Folha de S. Paulo


Assad está ganhando a guerra e a paz

O ditador sírio, Bashar Al Assad, não só está recuperando terreno na guerra que devasta seu país como está ganhando também a conferência de paz que se realiza em Genebra, batizada de Genebra-2.

Para chegar a essa conclusão, basta comparar o resultado do encontro anterior (Genebra-1) com o que ocorre agora. Genebra-1, limitada às potências globais ou regionais, sem os próprios sírios, determinou o início imediato de uma transição política, com "medidas irreversíveis de acordo com um calendário fixo e estabelecido".

Era junho de 2012, quando Assad parecia sitiado e na iminência de ser derrotado.

Genebra-2, portanto, deveria ser sobre o modo de fazer a transição, com a saída do ditador e a constituição de um governo provisório, que convocasse eleições em um prazo razoável.
Pois tudo o que não se consegue discutir nesta Genebra-2 é exatamente a transição, porque o ditador não só se recusa a deixar o cargo como ainda acena com uma nova candidatura.
Diz, por exemplo, o vice-ministro sírio do Exterior, Faisal Mikdad: "Ninguém pode evitar que o presidente Assad se candidato para um novo período presidencial em 2014".

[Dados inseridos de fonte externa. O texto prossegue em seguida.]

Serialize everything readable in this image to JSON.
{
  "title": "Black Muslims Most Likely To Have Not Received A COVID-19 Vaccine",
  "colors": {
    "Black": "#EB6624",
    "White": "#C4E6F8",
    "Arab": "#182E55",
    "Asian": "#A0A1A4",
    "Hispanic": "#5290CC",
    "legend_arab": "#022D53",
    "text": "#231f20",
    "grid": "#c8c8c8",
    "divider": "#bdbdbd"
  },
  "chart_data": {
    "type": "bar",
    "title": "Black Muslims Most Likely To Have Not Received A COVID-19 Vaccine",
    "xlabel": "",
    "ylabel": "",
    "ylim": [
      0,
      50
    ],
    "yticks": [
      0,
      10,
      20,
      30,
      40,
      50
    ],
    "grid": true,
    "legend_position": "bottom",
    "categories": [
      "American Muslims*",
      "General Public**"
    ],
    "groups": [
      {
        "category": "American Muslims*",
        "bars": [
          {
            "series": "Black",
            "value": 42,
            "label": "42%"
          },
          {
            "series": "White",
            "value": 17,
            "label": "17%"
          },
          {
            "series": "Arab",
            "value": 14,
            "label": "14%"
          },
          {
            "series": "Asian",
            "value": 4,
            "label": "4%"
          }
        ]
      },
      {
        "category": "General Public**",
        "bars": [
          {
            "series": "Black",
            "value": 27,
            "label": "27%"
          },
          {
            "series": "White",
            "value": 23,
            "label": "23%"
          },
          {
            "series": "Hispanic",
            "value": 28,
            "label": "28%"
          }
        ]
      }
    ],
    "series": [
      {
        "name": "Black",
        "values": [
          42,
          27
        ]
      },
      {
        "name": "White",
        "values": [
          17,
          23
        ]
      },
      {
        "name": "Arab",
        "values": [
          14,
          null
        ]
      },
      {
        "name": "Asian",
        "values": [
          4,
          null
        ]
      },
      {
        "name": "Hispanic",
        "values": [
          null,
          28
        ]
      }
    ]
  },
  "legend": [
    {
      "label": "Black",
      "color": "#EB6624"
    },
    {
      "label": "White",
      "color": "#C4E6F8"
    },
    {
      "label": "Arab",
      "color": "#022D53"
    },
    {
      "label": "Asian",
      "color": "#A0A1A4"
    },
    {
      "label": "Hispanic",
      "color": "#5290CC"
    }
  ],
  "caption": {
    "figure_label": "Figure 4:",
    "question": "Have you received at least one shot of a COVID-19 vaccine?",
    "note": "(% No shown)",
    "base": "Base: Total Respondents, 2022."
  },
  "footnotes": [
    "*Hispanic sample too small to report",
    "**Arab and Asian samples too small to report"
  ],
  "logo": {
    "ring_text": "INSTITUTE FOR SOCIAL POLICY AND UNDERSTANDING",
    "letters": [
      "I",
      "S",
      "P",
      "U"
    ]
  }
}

Genebra-2, que já não despertava expectativas, encalhou de vez quando os organizadores da conferência tentaram pôr a transição em discussão. Não é o tema, dizem os delegados do governo Assad. "Combater o terrorismo deve ser a prioridade da conferência", explicita Mikdad.

Rebate Hadi al Bahra, negociador-chefe da oposição: "O foco deve ser criar um corpo governativo de transição".

O impasse não surpreende ninguém. Enquanto ambos os lados acreditarem, como acreditam hoje, que ainda é possível vencer no campo de batalha, não se renderão na mesa de negociações.

Assad parece menos distante de uma vitória, ainda que venha a ser uma vitória pírrica, porque os grupos radicais que passaram a engrossar as fileiras da oposição, inicialmente pacífica, continuarão a luta pelo método terrorista, à la Iraque ou Afeganistão, mesmo que os oposicionistas moderados sejam derrotados.

É natural, ante essa perspectiva que cresça o número de vozes que, a contragosto, começam a dar Assad como parte inevitável do futuro.

Escreve por exemplo Edward Dark, pseudônimo de um colunista do sírio "Al-Monitor" e que vive em Aleppo, um dos bastiões dos rebeldes: "Assad está aqui para ficar, pelo menos pelo futuro previsível".

Reforça Ryan Crocker, embaixador norte-americano com vasta experiência no mundo árabe (foi embaixador na Síria, por exemplo, entre 1998 e 2001): "Precisamos encarar um futuro que inclua Assad - e considerar que, ruim como ele possa ser, há algo pior" (alusão óbvia aos grupos islamistas radicais que lutam ao lado ou, às vezes, contra os rebeldes moderados e laicos).

O problema é que os Estados Unidos não estão preparados para aceitar uma Síria em que Assad ainda mande, como o secretário de Estado John Kerry deixou claro em sua passagem por Davos, no fim da semana passada.

Em sendo assim, só "um milagre" pode romper o impasse, como admite Lakhdar Brahmimi, o representante da ONU e da Liga Árabe para a Síria e mediador de Genebra-2.

Há, entretanto, analistas que vêem um outro caminho para uma eventual Genebra-3. Escrevem, por exemplo, Jeremy Shapiro, pesquisador do Instituto Brookings, e Samuel Charap, do Instituto Internacional de Estudos Estratégicos:

"Uma trilha regional é necessária porque a guerra civil síria se tornou uma guerra por procuração, principalmente entre Arábia Saudita [contra Assad] e Irã [pró-Assad], mas com importantes papeis representados por Qatar, Turquia e Iraque (os Estados Unidos e a Rússia também estão envolvidos nessa guerra, ainda que em menor escala)".

O argumento para defender essa trilha é simples: "Os antecedentes em resolver guerras por procuração são claros. Até que os principais suportes externos alcancem algum tipo de acomodação, eles continuarão a financiar e armar seus aliados, com o que lhes dão esperança de vitória".

Tudo somado, fica claro que o único perdedor nesse conflito é o povo sírio, com seus 130 mil mortos e 9 milhões de refugiados, 2,5 milhões deles fora da Síria devastada.